Java: Imports & Constructors

Well, let’s jump right into it, shall we? I’ll cover the basics of imports and constructors here, plus many of the fun ways you can break them by writing confusing code.

Imports

Imports are how you indicate which packages you wish to use classes from. The basic syntax is below:

import java.util.Date; //import the Date class
import java.util.*; //import everything in the util package,
                    //but nothing in sub packages

Pretty straightforward, right? Importing packages in this way lets you use them without having to refer to them by the package name and class each time you want to use it. Otherwise all your code would look something like this:

public class myClass{

    public static void main(String[] args) {
        java.util.Date myDate = new Date();
    }
}

Adding in an import statement gives us this:

import java.util.Date;

public class myClass{

    public static void main(String[] args) {
        Date myDate = new Date();
    }
}

Much neater, right? Now let’s break it!

import java.util.Date.*; //Trying to import everything

In the snippet above we’re trying to import everything that’s… in a class, which doesn’t make sense, so the compiler will complain. What are some other ways to cause issues? If we have a class with the same name in two different packages, and try importing them both, the compiler will complain (approximately 85% of a compilers job is complaining).

import java.util.Date;
import java.sql.Date;

This causes an issue because if you reference a Date in your code, it’s not clear if you want to use the util Date class, or the sql Date class, which makes sense if you think about it. What about this?

import java.util.Date;
import java.sql.*;

This is fine, because util.Date takes precedence. If you refer to Date in your code, the compiler assumes you meant the one from java.util.Date.

Question time! What will happen if you do this?

import java.util.*;
import java.sql.*;

public class myClass{

    public static void main(String[] args) {
        Date myDate = new Date();
    }
}

This will cause a problem, as I’m sure you’ve noticed, because again, the compiler doesn’t know what date you’re referring to.
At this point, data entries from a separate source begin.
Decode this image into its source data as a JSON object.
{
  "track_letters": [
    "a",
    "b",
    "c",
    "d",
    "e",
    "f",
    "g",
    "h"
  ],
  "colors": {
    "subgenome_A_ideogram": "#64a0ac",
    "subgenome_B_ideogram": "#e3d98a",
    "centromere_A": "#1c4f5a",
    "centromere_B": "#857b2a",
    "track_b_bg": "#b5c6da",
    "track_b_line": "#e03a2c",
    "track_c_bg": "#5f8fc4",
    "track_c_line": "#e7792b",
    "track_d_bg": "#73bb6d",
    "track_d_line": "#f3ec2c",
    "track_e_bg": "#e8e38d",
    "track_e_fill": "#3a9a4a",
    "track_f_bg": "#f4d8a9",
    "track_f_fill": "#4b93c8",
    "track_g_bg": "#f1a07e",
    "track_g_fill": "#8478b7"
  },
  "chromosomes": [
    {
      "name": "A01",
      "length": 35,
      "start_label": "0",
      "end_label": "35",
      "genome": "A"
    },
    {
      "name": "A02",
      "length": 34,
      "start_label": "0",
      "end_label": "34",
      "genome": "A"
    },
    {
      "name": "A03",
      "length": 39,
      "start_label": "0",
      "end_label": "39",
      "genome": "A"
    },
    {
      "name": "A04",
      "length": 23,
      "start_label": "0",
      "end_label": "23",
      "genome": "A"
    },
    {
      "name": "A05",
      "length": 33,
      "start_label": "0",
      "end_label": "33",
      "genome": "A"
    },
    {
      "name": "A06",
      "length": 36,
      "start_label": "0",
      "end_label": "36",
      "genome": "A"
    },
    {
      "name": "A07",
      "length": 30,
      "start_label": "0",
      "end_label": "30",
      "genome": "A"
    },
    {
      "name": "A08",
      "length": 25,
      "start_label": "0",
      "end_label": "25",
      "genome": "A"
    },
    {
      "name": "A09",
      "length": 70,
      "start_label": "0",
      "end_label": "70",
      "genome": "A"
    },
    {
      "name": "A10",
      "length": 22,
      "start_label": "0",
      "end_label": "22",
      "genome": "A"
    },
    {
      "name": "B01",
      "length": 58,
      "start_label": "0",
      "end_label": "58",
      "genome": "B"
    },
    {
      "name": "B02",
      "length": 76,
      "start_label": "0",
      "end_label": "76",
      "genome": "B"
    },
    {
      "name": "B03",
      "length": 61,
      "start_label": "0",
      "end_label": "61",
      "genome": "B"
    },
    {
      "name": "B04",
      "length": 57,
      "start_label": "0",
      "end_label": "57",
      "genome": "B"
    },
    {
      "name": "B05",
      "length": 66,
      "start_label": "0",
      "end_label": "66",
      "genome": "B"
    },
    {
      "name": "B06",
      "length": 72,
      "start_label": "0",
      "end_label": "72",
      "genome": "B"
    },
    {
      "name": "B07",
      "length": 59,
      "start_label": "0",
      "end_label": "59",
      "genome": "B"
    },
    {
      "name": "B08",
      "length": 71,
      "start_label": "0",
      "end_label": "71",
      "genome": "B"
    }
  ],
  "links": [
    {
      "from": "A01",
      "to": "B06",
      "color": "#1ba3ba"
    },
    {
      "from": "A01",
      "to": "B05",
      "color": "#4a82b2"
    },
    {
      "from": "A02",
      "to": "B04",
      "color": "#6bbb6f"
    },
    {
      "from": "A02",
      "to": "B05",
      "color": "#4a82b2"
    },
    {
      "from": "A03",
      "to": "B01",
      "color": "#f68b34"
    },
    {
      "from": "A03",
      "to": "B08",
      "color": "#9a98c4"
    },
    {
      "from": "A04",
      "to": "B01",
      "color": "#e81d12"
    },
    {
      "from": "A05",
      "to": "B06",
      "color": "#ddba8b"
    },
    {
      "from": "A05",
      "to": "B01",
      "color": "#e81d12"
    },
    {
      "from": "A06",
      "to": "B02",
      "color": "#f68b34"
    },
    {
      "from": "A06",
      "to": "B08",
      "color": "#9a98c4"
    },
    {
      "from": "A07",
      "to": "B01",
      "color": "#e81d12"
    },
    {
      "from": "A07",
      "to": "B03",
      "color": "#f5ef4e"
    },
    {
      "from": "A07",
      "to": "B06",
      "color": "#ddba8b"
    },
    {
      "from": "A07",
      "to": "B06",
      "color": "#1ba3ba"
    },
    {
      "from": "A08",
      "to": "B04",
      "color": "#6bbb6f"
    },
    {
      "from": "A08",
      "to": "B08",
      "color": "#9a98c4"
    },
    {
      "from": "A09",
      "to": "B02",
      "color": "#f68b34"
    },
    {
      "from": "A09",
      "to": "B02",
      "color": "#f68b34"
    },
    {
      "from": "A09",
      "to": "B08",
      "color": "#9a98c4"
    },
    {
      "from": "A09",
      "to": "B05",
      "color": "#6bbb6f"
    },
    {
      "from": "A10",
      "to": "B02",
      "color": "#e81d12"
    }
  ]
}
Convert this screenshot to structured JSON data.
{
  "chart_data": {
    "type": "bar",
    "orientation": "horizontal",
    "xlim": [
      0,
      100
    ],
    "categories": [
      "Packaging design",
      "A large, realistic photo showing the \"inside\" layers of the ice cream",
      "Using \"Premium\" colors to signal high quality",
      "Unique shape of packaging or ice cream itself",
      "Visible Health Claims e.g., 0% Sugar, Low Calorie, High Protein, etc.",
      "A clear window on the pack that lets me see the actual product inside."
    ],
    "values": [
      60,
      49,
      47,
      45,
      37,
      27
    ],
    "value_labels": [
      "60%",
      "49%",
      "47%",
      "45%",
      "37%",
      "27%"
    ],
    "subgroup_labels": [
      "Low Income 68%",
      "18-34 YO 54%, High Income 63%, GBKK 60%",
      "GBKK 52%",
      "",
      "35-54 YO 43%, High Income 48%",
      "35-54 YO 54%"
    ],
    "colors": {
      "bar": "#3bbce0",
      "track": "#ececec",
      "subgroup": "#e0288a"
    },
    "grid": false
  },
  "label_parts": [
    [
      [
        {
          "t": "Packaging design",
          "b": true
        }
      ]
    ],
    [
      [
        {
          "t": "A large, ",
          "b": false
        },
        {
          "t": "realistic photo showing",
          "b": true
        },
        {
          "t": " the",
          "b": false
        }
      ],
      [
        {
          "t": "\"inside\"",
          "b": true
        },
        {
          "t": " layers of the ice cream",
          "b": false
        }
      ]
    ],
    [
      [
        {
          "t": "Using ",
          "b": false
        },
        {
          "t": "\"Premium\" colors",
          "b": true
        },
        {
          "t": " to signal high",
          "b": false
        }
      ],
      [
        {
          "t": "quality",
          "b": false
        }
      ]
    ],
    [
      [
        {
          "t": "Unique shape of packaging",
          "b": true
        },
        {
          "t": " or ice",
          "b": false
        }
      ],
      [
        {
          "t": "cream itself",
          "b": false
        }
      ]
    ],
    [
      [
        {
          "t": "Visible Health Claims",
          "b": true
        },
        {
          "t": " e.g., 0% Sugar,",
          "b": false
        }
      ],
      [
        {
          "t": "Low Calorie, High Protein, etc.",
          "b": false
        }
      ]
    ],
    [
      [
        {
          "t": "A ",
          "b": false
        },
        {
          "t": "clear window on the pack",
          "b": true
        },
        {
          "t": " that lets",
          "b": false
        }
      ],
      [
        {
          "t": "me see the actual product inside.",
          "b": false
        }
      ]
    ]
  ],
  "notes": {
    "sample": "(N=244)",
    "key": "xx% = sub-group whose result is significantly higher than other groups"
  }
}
What if you want to import all from both those packages though, how do you get around this? Simple, just explicitly set the package you want to use in your code

java.sql.Date myDate = new Date();

Sorted!

Constructors

I’m just going to say a little bit about constructors here, and will most likely dive into them a little deeper in another post. Constructors follow the basic syntax of

public ClassName(){}

You need to make sure that ClassName is the exact name of your class, keeping an eye on capital letters, as Java is case-sensitive. You’ve probably written code before that ran fine without that constructor though, right? That’s because the compiler will automatically create a default constructor for you, if you don’t provide one in the code. There’s some more detail to go into on that, but again, I’ll reserve it for later.